Saxon Mountain Double
Apparently winter has decided to stick around one more week. With 4" of fresh this morning, and the trails on the Front Range buried under this weeks earlier snow, I was looking for some way to get in a semi-long run. Over the years I've learned that the Georgetown/Idaho Springs area is geographically located in some kind of rain/snow shadow, and so with a hunch I looked at the webcams (thanks CDOT) for Idaho Springs and Georgetown. Sure enough, the area was dry and it looked like they got minimal snow, so we decided to try and do two laps on Saxon Mountain as a pseudo long run. The bottom of the run was still totally dry, but the last mile and 500' feet or so involved some trail breaking and post-holing. Still the outing was successful and I was able to get in 18 miles with 5,000' of gain in 3:12. The snow slowed me down a bit, and it was hard to start the second lap (couldn't I just call it and get in the car?), but I was happy that my quads held up for the second descent and really didn't give out. Good news for this summers races and planned mountain runs.

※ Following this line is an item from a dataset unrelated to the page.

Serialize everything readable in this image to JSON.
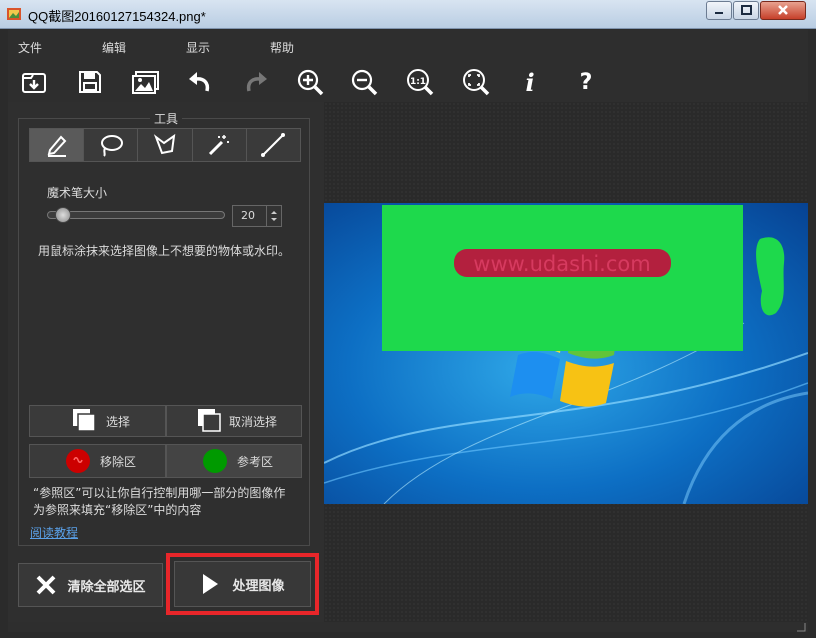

As I was running, I was wondering how the mountain got its name. Apparently, Saxon Mountain (also known historically as Summit Mountain) is named after the Anglo-Saxon mine located near the top on the western slopes. The Anglo-Saxon mine was a major gold and silver mine in the 1870s. Other interestingly named mines on the mountain include: Magnet, Sequel, Pickwick Lode, Charter Oak, Federal Lode, Wyandotte, Extension, and Harrington mines. Of these, the Anglo-Saxon was one of the largest and most productive, delivering 1,000-9,000 ounces per ton of silver! You wouldn't really know it now based on the ruins and old mining shafts, but this mountain produced some serious money for those who decided to mine it back in the day.